Financial regulators and lawmakers have worked tirelessly for decades to even the lending playing field for all possible customers, regardless of age, gender, race, location, or a number of other factors. However, the fact remains that many rules on the books for servicers and banks were created in direct response to unfair, prejudiced, and unequal practices on the part of less-than-honest lenders. As long as a financial market exists with billions of dollars in cash and property at play, there will always be those looking to “game” the system, cut corners, and offer disparate treatment to certain clients. Unfortunately, 2021 was no different, as the worldwide confusion and uncertainty created by the COVID-19 pandemic appear to have been a golden opportunity for unscrupulous lenders to attempt to circumnavigate financial regulations, according to a recent report by the CFPB.

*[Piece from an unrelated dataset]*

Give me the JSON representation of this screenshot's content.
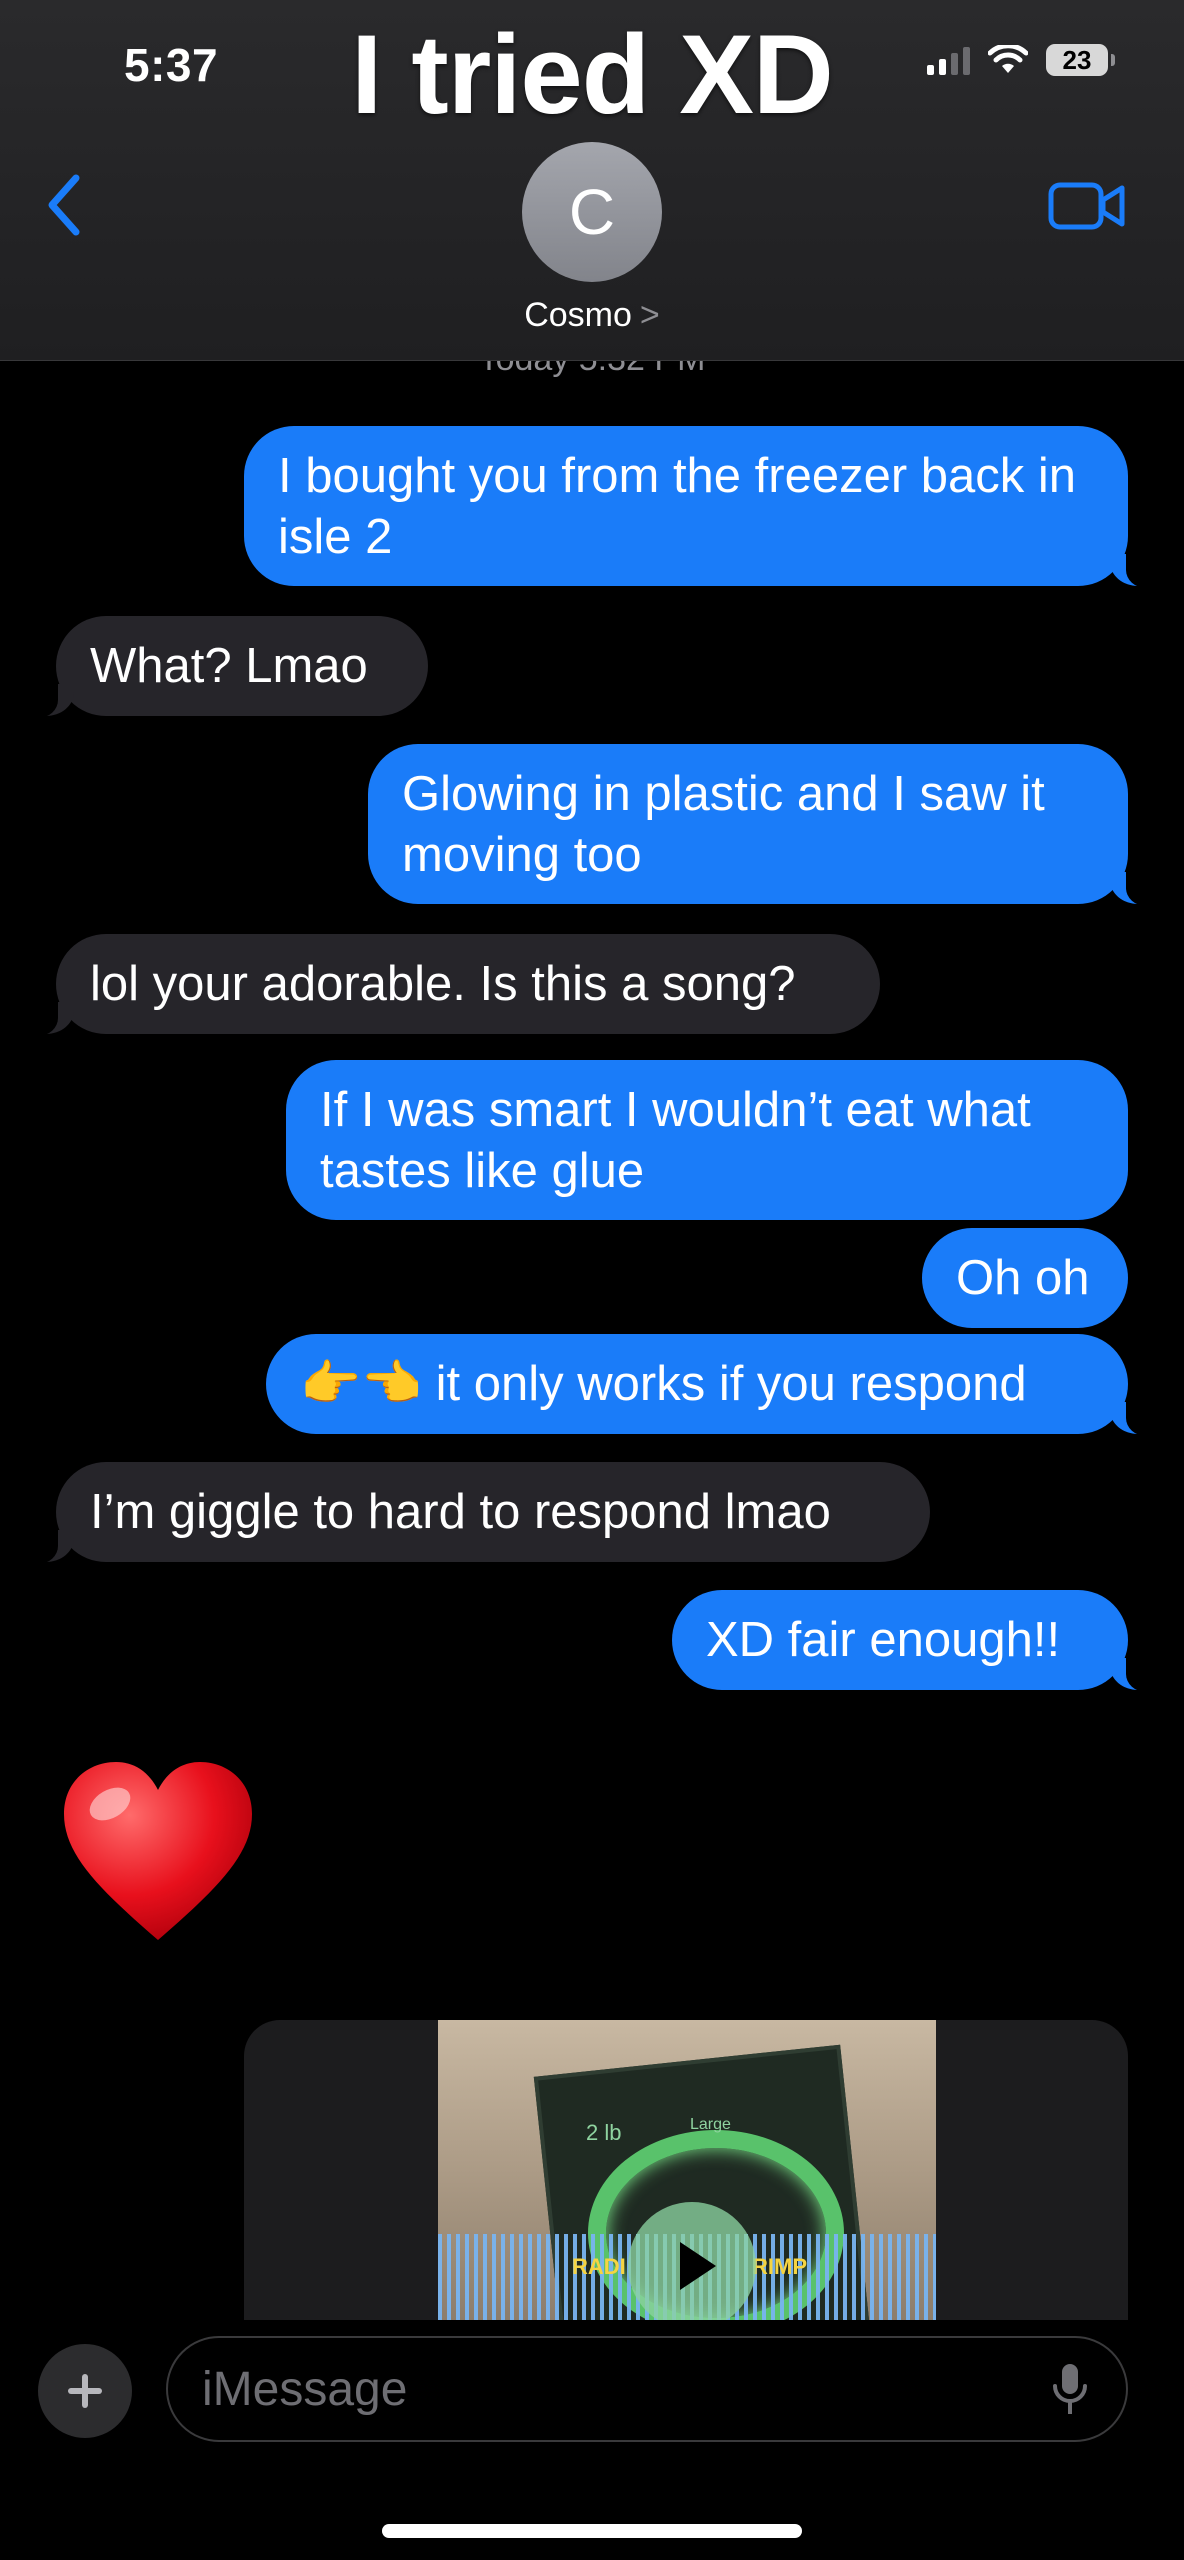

The Supervisory Highlights report, covering the first six months of 2021, contains numerous troubling instances of regulatory violations which the CFPB uncovered during their routine industry observations across a wide-ranging swath of lending-related fields, including auto loan services, debt collection, fair lending, payday lending, student loans, and more. These violations were brought to the offending lender/collector's attention to give them a chance to correct their aberrant policies before penalties were levied. As such, the identities of the violators were redacted, per policy, from the report to allow time for these corrections. That being said, the variety of discovered infractions during the first half of 2021 is a startling read.
Due to the pandemic, the CFPB prioritized mortgage supervision due to the recently implemented CARES Act, a facet of which allowed for a 180-day mortgage forbearance, among other homeowner protections. Although the CARES Act specifically disallows charging fees for mortgages in forbearance, the CFPB discovered that multiple servicers were still charging default and late fees on eligible mortgages in violation of the act. In their report, the CFPB did note that the servicers in question corrected their software and trained employees to ensure that these fees would not be erroneously added in the future, but it also added that some servicers had taken up to a year to refund these fees to their customers and that the error had caused “significant injury” and had “impacted a large number of borrowers.” The CFPB reiterated that, while these COVID-related issues are challenging for both the mortgager and mortgagee to keep abreast of, it is the responsibility for any servicer, lender, broker, or loan officer et al to continue to follow regulatory compliance to the letter. The Bureau’s mantra when it comes to handling evolving pandemic-related issues has been the same for some time: “Unprepared is Unacceptable.”
The age-old problem of industry discrimination remained regrettably strong during the first half of 2021, as CFPB examiners uncovered numerous ECOA offenses related to pricing exceptions, finding that African Americans and women were refused a disproportionate number of times compared to white men, even in identical situations. The CFPB also found several occurrences of religious discrimination, where lenders/services illegally asked pointed religious preference questions to representatives of religious institutions that had applied for loans.
The report also disclosed problematic practices on the part of many payday lenders across the country in regard to receiving and posting customer payments. The CFPB found multiple examples of payday lenders’ systems not posting payments correctly when customers called in to request debiting of their accounts. The customers then believed their payments had been processed when they had not. The payday lenders then levied false ‘late’ fees to the borrower’s accounts, negatively impacting their balances and credit through no fault of their own. Examiners even found evidence of payday lenders posting payments without borrower authorization or attempting to double-post payments without permission.
As stated, the Supervisory Highlights Report aims to educate lenders and servicers by calling attention to far-reaching abuses of financial regulations implemented, knowingly or not, by multiple banks or loan providers. Whenever possible, the CFPB aims to call attention to these red flags so that the offenders can correct these misbehaviors on their own. However, an inability or unwillingness to be fully in compliance can quickly lead to the Bureau enforcing its authority in the form of heavy fines, injunctions, or even prison time for egregious violators, depending on the situation. It is safe to say that bad actors attempting to undermine and escape the CFPB’s reach in the turmoil of the COVID-19 pandemic will not go unnoticed for long.